L’infortunée fut contrainte de descendre et demeura entre les deux Chouans, qui la tinrent chacun par une main, en la contemplant comme les deux vieillards durent regarder Suzanne dans son bain.
— Veux-tu, dit Marche-à-terre en poussant un soupir, veux-tu trente livres de bonne rente ?
— Ben vrai.
— Tope, lui dit Marche-à-terre en lui tendant la main.
— Oh ! je tope, il y a de quoi avoir des Bretonnes avec ça, et des godaines ! Mais la voiture, à qui qué sera ? reprit Pille-miche en se ravisant.
— À moi, s’écria Marche-à-terre d’un son de voix terrible qui annonça l’espèce de supériorité que son caractère féroce lui donnait sur tous ses compagnons.
— Mais s’il y avait de l’or dans la voiture ?
— N’as-tu pas topé ?
— Oui, j’ai topé.
— Eh ! bien, va chercher le postillon qui est garrotté dans l’écurie.

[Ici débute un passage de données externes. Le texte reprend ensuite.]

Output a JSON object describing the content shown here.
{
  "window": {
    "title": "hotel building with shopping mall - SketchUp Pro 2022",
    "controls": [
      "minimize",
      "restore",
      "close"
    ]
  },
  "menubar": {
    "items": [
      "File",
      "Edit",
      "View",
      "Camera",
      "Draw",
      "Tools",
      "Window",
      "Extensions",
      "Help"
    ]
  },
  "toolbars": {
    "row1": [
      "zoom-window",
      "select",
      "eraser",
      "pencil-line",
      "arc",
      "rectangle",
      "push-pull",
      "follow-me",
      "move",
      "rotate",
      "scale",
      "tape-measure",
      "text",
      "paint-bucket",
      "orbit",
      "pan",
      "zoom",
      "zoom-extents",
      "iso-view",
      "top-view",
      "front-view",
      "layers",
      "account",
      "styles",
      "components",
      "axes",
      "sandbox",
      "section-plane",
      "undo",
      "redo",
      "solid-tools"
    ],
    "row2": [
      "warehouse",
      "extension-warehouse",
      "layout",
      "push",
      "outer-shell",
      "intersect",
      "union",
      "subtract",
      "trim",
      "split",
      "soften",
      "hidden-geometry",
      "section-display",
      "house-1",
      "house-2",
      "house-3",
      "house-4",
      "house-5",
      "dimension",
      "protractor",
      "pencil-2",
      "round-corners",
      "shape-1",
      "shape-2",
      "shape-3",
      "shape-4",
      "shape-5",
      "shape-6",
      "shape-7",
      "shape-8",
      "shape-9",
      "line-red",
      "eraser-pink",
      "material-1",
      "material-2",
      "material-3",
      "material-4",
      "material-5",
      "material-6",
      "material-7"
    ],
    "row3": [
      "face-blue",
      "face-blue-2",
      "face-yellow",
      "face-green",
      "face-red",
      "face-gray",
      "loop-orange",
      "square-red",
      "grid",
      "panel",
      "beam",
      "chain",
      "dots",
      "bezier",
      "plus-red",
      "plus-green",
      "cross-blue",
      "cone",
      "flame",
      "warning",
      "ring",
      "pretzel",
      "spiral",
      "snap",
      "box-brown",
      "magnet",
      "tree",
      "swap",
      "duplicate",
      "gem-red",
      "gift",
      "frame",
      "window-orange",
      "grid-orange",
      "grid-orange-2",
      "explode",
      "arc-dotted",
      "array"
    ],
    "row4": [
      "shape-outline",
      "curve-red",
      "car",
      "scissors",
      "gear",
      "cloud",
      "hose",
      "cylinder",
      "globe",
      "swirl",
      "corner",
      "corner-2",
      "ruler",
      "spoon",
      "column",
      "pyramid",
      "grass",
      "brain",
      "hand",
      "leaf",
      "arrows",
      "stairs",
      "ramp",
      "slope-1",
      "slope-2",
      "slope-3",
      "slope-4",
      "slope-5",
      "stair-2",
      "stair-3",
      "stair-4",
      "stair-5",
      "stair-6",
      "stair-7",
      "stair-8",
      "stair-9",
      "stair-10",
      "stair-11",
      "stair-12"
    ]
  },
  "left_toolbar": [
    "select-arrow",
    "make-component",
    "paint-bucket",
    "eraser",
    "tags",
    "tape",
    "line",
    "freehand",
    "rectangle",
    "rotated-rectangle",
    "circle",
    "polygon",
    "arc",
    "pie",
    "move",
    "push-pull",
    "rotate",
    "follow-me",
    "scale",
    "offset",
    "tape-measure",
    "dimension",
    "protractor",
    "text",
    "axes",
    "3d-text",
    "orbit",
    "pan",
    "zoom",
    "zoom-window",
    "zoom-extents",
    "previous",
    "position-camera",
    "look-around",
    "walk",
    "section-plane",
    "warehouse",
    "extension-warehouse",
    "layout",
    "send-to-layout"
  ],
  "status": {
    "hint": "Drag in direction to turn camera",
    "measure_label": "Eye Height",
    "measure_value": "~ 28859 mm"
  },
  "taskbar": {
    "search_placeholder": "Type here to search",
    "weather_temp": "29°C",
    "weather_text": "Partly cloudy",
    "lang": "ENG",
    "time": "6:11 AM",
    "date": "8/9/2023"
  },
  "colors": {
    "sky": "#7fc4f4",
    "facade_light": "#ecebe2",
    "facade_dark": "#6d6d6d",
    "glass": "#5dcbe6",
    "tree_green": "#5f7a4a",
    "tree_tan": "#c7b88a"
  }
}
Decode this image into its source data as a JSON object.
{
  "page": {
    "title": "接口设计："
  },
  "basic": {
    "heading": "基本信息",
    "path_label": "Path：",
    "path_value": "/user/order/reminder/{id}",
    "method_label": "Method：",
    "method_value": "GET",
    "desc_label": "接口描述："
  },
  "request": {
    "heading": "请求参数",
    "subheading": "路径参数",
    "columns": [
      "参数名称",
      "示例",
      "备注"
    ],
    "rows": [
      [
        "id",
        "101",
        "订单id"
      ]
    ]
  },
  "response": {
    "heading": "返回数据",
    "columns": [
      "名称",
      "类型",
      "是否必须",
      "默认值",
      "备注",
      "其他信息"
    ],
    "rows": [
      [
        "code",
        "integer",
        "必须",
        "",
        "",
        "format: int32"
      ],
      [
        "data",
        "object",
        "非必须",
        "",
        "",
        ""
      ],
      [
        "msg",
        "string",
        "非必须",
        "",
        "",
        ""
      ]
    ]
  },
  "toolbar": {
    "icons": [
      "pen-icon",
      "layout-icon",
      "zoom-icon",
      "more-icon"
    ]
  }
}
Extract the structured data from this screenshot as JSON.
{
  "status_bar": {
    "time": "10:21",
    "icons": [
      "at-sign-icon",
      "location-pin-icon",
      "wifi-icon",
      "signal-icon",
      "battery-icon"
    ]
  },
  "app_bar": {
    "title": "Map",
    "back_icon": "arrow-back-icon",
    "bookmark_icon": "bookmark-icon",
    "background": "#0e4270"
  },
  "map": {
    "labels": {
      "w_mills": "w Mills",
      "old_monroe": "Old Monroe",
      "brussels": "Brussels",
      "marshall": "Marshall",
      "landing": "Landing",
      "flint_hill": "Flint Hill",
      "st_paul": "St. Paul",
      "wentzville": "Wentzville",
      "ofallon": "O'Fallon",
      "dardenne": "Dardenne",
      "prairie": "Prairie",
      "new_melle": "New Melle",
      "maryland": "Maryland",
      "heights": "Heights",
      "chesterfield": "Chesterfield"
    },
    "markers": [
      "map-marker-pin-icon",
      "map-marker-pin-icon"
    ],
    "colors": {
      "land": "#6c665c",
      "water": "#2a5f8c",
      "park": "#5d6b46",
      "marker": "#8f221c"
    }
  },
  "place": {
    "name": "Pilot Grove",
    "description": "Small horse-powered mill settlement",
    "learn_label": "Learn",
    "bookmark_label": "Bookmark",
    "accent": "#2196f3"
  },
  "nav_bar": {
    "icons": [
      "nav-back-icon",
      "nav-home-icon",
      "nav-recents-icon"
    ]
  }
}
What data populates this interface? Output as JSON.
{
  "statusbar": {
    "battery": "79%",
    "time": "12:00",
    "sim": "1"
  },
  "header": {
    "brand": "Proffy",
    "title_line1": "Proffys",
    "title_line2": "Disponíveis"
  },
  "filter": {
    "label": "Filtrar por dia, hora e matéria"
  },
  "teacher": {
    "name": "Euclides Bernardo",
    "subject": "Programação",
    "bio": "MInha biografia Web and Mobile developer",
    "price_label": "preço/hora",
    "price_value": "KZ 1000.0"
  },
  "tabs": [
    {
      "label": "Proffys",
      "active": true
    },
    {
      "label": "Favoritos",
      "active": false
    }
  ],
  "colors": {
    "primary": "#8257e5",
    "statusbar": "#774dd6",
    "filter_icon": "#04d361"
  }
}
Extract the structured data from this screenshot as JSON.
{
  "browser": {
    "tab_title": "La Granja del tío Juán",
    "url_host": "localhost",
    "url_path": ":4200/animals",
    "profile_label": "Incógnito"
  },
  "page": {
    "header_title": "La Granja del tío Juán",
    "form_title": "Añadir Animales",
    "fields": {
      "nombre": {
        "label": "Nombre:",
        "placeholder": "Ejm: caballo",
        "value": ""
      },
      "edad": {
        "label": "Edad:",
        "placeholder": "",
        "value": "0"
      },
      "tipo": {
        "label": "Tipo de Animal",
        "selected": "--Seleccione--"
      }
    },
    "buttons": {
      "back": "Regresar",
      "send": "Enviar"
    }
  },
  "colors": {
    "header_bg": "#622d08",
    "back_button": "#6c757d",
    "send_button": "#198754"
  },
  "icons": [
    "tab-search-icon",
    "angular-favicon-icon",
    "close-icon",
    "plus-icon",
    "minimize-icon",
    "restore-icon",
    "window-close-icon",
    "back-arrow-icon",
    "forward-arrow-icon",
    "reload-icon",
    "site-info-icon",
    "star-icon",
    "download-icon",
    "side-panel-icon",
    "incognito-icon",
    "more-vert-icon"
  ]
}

— Mais s’il y avait de l’or dans…
— Y en a-t-il ? demanda brutalement Marche-à-terre à Marie en lui secouant le bras.
— J’ai une centaine d’écus, répondit mademoiselle de Verneuil.
À ces mots les deux Chouans se regardèrent.
— Eh ! mon bon ami, ne nous brouillons pas pour une Bleue, dit Pille-miche à l’oreille de Marche-à-terre, boutons-la dans l’étang avec une pierre au cou, et partageons les cent écus.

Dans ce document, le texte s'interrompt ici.